Alcohol In The Stomach With Other Drugs

MolecularRxResearchers have recently studied how the presence of alcohol in the stomach can affect the absorption of other, prescription drugs. The study, published in Molecular Pharmaceutics, used simulated stomach fluids to measure different rates.

The speed at which a drug enters the body directly affects what happens afterwards. A drug that absorbs twice as fast will seem, to the body, as if a double dose were taken. In other circumstances, when a drug is absorbed quickly, a large portion of the dose comes by way of the stomach instead of the small intestine, as it would if absorption were delayed until after the stomach contents moved on.

The study simulated what happens when patients have been drinking alcohol on an empty stomach. Scientists compared a 5% level of alcohol in the stomach to a 20% level. The differences in absorption rates were measured for 22 different drugs, most of which are usually poorly absorbed.

How well a drug is absorbed is one factor in determining how much of the drug to put in a pill. If you know only half will be taken up by the body, to get the effect you want, you might put double the amount in a pill. If alcohol changes this profile, what might have been a reasonable dose could be an overdose.

One final factor, not directly studied, is that alcohol competes with some drugs for metabolic pathways – in those drugs, the amount of alcohol presented to the liver is the deciding issue, not how much is in the stomach.

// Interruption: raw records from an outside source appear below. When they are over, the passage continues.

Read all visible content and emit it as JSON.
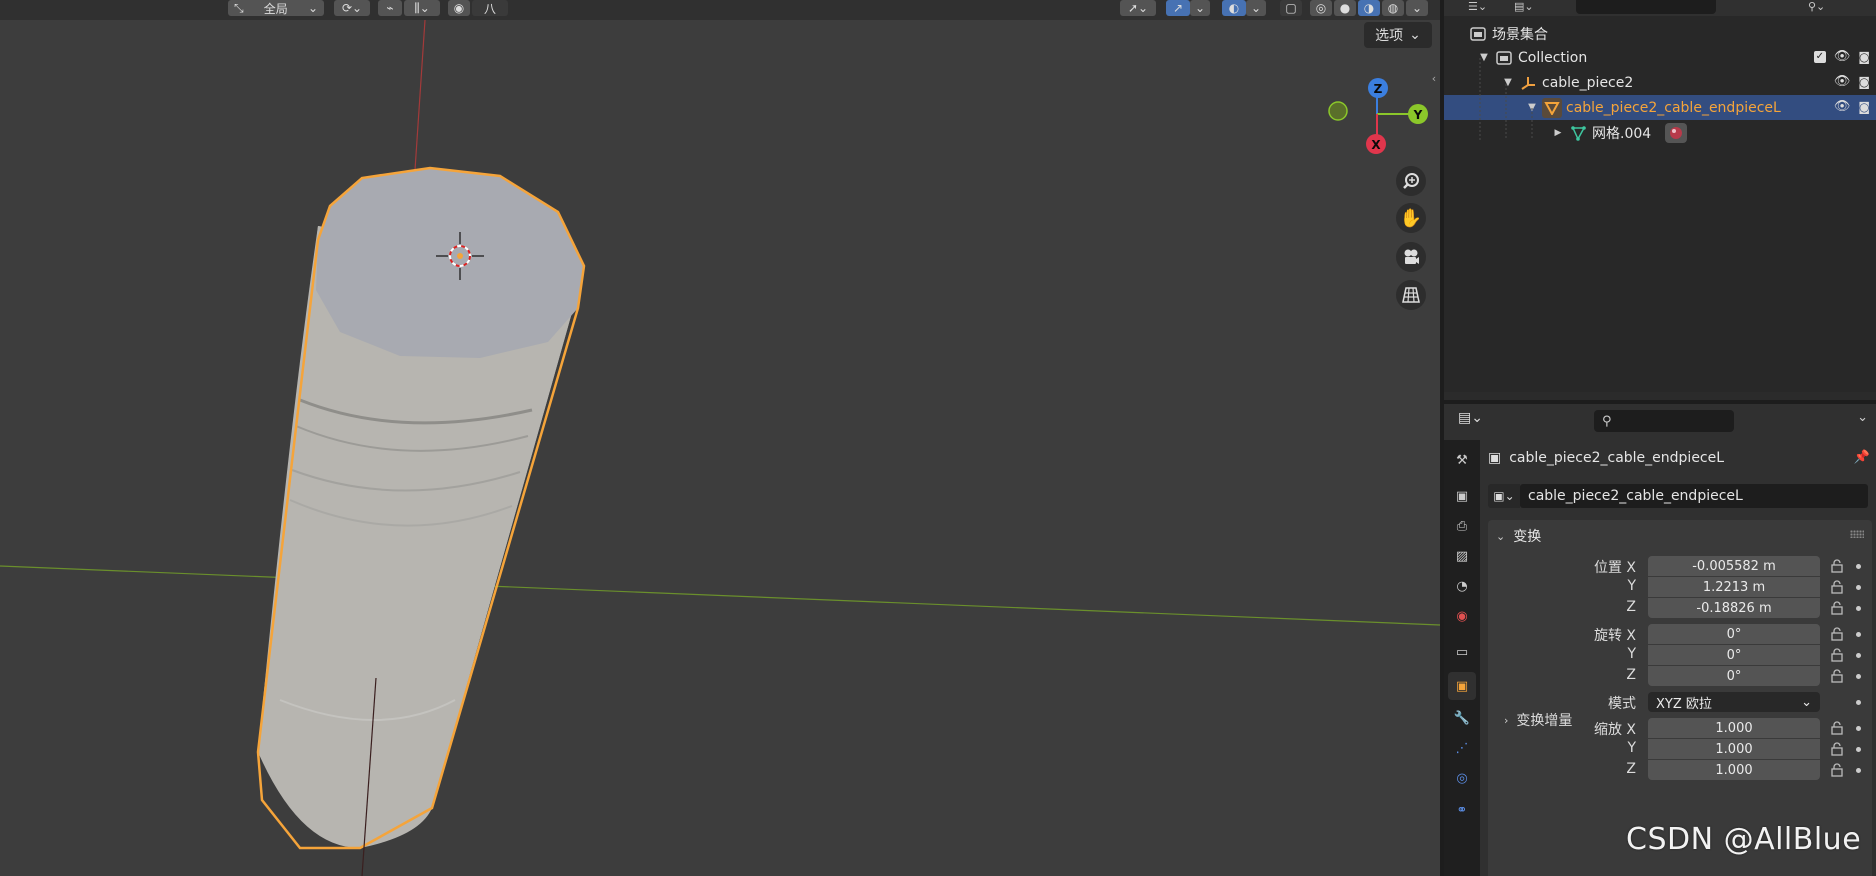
{
  "viewport": {
    "header": {
      "transform_orientation": "全局",
      "snap_label": "八"
    },
    "options_label": "选项",
    "gizmo": {
      "z": "Z",
      "y": "Y",
      "x": "X"
    },
    "nav_icons": [
      "zoom-icon",
      "hand-pan-icon",
      "camera-icon",
      "grid-icon"
    ]
  },
  "outliner": {
    "rows": [
      {
        "label": "场景集合",
        "icon": "scene-collection-icon"
      },
      {
        "label": "Collection",
        "icon": "collection-icon"
      },
      {
        "label": "cable_piece2",
        "icon": "empty-icon"
      },
      {
        "label": "cable_piece2_cable_endpieceL",
        "icon": "mesh-object-icon",
        "selected": true
      },
      {
        "label": "网格.004",
        "icon": "mesh-data-icon"
      }
    ]
  },
  "properties": {
    "object_name": "cable_piece2_cable_endpieceL",
    "name_field_value": "cable_piece2_cable_endpieceL",
    "transform_panel_title": "变换",
    "location": {
      "label": "位置 X",
      "x": "-0.005582 m",
      "y_label": "Y",
      "y": "1.2213 m",
      "z_label": "Z",
      "z": "-0.18826 m"
    },
    "rotation": {
      "label": "旋转 X",
      "x": "0°",
      "y_label": "Y",
      "y": "0°",
      "z_label": "Z",
      "z": "0°"
    },
    "mode": {
      "label": "模式",
      "value": "XYZ 欧拉"
    },
    "scale": {
      "label": "缩放 X",
      "x": "1.000",
      "y_label": "Y",
      "y": "1.000",
      "z_label": "Z",
      "z": "1.000"
    },
    "delta_label": "变换增量"
  },
  "watermark": "CSDN @AllBlue",
  "colors": {
    "accent_blue": "#4772b3",
    "selection_orange": "#f5a43a",
    "axis_x": "#e0364c",
    "axis_y": "#8bc72a",
    "axis_z": "#3b7fe0"
  }
}
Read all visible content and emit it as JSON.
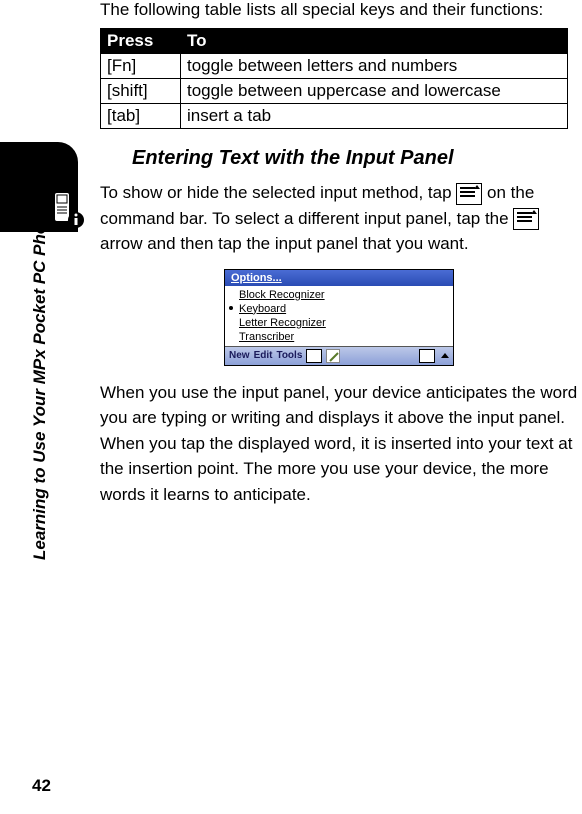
{
  "sideLabel": "Learning to Use Your MPx Pocket PC Phone",
  "pageNumber": "42",
  "introText": "The following table lists all special keys and their functions:",
  "table": {
    "headers": {
      "col1": "Press",
      "col2": "To"
    },
    "rows": [
      {
        "press": "[Fn]",
        "to": "toggle between letters and numbers"
      },
      {
        "press": "[shift]",
        "to": "toggle between uppercase and lowercase"
      },
      {
        "press": "[tab]",
        "to": "insert a tab"
      }
    ]
  },
  "sectionHeading": "Entering Text with the Input Panel",
  "para1": {
    "seg1": "To show or hide the selected input method, tap ",
    "seg2": " on the command bar. To select a different input panel, tap the ",
    "seg3": " arrow and then tap the input panel that you want."
  },
  "panel": {
    "optionsLabel": "Options...",
    "items": {
      "block": "Block Recognizer",
      "keyboard": "Keyboard",
      "letter": "Letter Recognizer",
      "transcriber": "Transcriber"
    },
    "bar": {
      "new": "New",
      "edit": "Edit",
      "tools": "Tools"
    }
  },
  "para2": "When you use the input panel, your device anticipates the word you are typing or writing and displays it above the input panel. When you tap the displayed word, it is inserted into your text at the insertion point. The more you use your device, the more words it learns to anticipate."
}
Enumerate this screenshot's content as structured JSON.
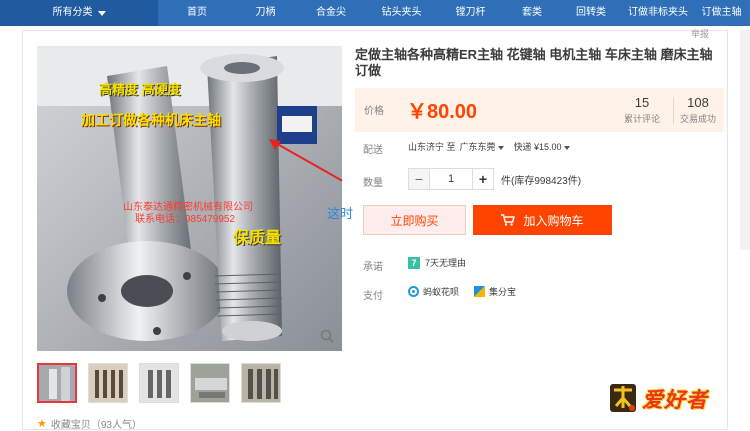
{
  "nav": {
    "items": [
      "所有分类",
      "首页",
      "刀柄",
      "合金尖",
      "钻头夹头",
      "镗刀杆",
      "套类",
      "回转类",
      "订做非标夹头",
      "订做主轴"
    ]
  },
  "report": "举报",
  "product": {
    "title": "定做主轴各种高精ER主轴 花键轴 电机主轴 车床主轴 磨床主轴订做",
    "image_overlays": {
      "line1": "高精度 高硬度",
      "line2": "加工订做各种机床主轴",
      "company": "山东泰达通精密机械有限公司",
      "phone": "联系电话：985479952",
      "quality": "保质量"
    }
  },
  "pricebox": {
    "price_label": "价格",
    "price": "￥80.00",
    "reviews_count": "15",
    "reviews_label": "累计评论",
    "sales_count": "108",
    "sales_label": "交易成功"
  },
  "delivery": {
    "label": "配送",
    "from": "山东济宁 至",
    "to": "广东东莞",
    "method": "快递 ¥15.00"
  },
  "quantity": {
    "label": "数量",
    "value": "1",
    "minus": "−",
    "plus": "+",
    "stock": "件(库存998423件)"
  },
  "annotation": "这时",
  "buttons": {
    "buy_now": "立即购买",
    "add_cart": "加入购物车"
  },
  "promise": {
    "label": "承诺",
    "badge": "7",
    "text": "7天无理由"
  },
  "payment": {
    "label": "支付",
    "methods": [
      "蚂蚁花呗",
      "集分宝"
    ]
  },
  "favorite": "收藏宝贝（93人气）",
  "watermark": "爱好者",
  "colors": {
    "nav": "#2f6fb7",
    "accent": "#ff4400",
    "buy_bg": "#ffeded"
  }
}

With all these complexities in mind, researchers teased out some parameters that pharmacologists can take into consideration. Both acidic and basic drugs dissolved better at the higher level of alcohol. Better dissolution directly leads to higher absorption.

Drugs that have a tight dosing range and which show this property could have serious consequences if taken along with alcohol (and without food). One in particular is warfarin, a strong anti-coagulant where overdose can mean internal bleeding and death.